Robert Lee Grim (born May 8, 1945) is an American former professional wide receiver in the National Football League (NFL). He played in the league from 1967 to 1977.

==High school and college career==
He played high school football at Red Bluff High School and college football at Oregon State University. In 1964, as a sophomore, he started at left end for the Beavers, helping to lead the team to the 1965 Rose Bowl. The 1965 Rose Bowl remains Oregon State's last Rose Bowl appearance.

==Professional career==
After the 1966–1967 NFL football season, the Minnesota Vikings traded Fran Tarkenton for four draft picks in the 1967 NFL draft. The Vikings used one of the four, a second round draft pick, to acquire Grim 28th overall. He played with them for five seasons, helping them to the 1969 NFL championship and a Super Bowl IV appearance. He was traded along with Norm Snead, Vince Clements, a first rounder in 1972 (24th overall-Larry Jacobson) and a second rounder in 1973 (40th overall-Brad Van Pelt) from the Vikings to the Giants for Fran Tarkenton on January 27, 1972. He played with the Giants for three seasons and the Chicago Bears for a season. Grim ended his career, playing with Fran Tarkenton and the Vikings for his final two seasons, helping the team to the 1976 NFC championship and a Super Bowl XI appearance.

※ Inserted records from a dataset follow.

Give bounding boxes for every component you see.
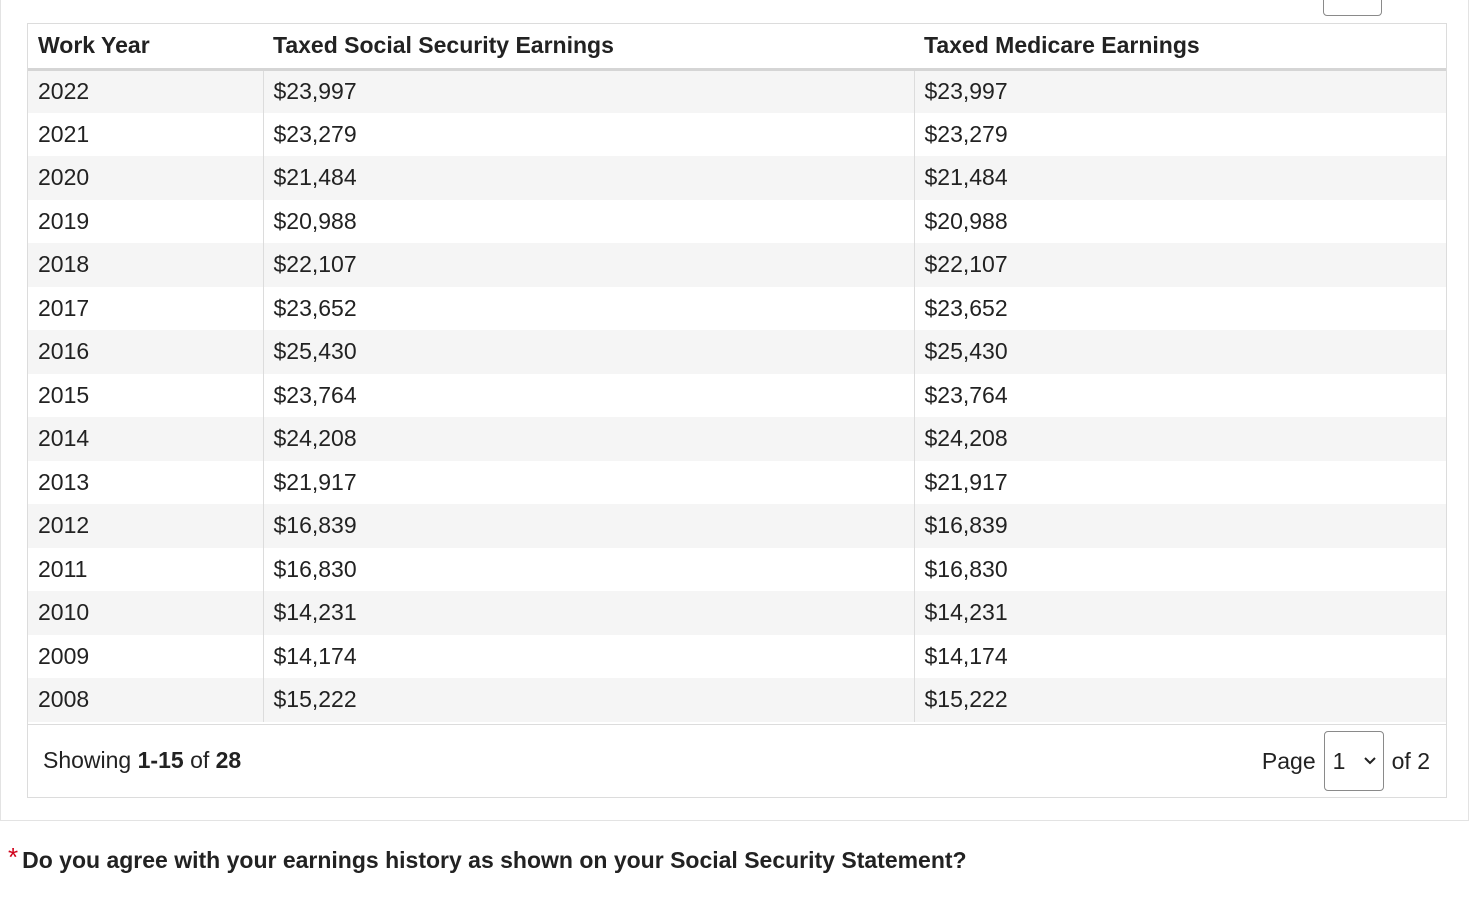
showing-total: 28 bbox=[215, 747, 242, 773]
table-row: 2019 $20,988 $20,988 bbox=[28, 199, 1446, 243]
pagination: Page 1 of 2 bbox=[1262, 731, 1430, 791]
cell-medicare-earnings: $15,222 bbox=[913, 678, 1446, 722]
cell-work-year: 2016 bbox=[28, 330, 263, 374]
showing-range: 1-15 bbox=[137, 747, 184, 773]
table-row: 2020 $21,484 $21,484 bbox=[28, 156, 1446, 200]
cell-work-year: 2018 bbox=[28, 243, 263, 287]
top-partial-control[interactable] bbox=[1323, 0, 1382, 16]
cell-medicare-earnings: $22,107 bbox=[913, 243, 1446, 287]
cell-work-year: 2013 bbox=[28, 460, 263, 504]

Grim ended his career having played in 133 total games.

==NFL career statistics==

Legend
|  | Won the NFL championship |
| Bold | Career high |

=== Regular season ===

| Year | Team | Games |  | Receiving |  |  |  |  |
| GP | GS | Rec | Yds | Avg | Lng | TD |
| 1967 | MIN | 13 | 2 | 6 | 108 | 18.0 | 26 | 1 |
| 1968 | MIN | 2 | 0 | 0 | 0 | 0.0 | 0 | 0 |
| 1969 | MIN | 14 | 0 | 10 | 155 | 15.5 | 44 | 1 |
| 1970 | MIN | 14 | 9 | 23 | 287 | 12.5 | 35 | 0 |
| 1971 | MIN | 14 | 14 | 45 | 691 | 15.4 | 55 | 7 |
| 1972 | NYG | 13 | 0 | 5 | 67 | 13.4 | 17 | 1 |
| 1973 | NYG | 14 | 14 | 37 | 593 | 16.0 | 48 | 2 |
| 1974 | NYG | 14 | 14 | 28 | 466 | 16.6 | 53 | 2 |
| 1975 | CHI | 14 | 13 | 28 | 374 | 13.4 | 57 | 2 |
| 1976 | MIN | 8 | 0 | 9 | 108 | 12.0 | 27 | 0 |
| 1977 | MIN | 14 | 0 | 3 | 65 | 21.7 | 23 | 0 |
|  |  | 134 | 66 | 194 | 2,914 | 15.0 | 57 | 16 |

=== Playoffs ===

| Year | Team | Games |  | Receiving |  |  |  |  |
| GP | GS | Rec | Yds | Avg | Lng | TD |
| 1968 | MIN | 1 | 0 | 0 | 0 | 0.0 | 0 | 0 |
| 1969 | MIN | 3 | 0 | 0 | 0 | 0.0 | 0 | 0 |
| 1970 | MIN | 1 | 0 | 2 | 37 | 18.5 | 19 | 0 |
| 1971 | MIN | 1 | 1 | 4 | 74 | 18.5 | 49 | 0 |
| 1976 | MIN | 3 | 0 | 1 | 10 | 10.0 | 10 | 0 |
| 1977 | MIN | 2 | 0 | 0 | 0 | 0.0 | 0 | 0 |
|  |  | 11 | 1 | 7 | 121 | 17.3 | 49 | 0 |

==Post-playing career==
After retiring from the NFL, Grim became a broadcaster. He spent close to two decades as a color commentator on the radio broadcasts of his alma mater, Oregon State, where he worked alongside longtime OSU radio voices Darrell Aune and Mike Parker. Grim retired from the position after the Beavers' 2003 season, and was replaced by former offensive lineman Jim Wilson.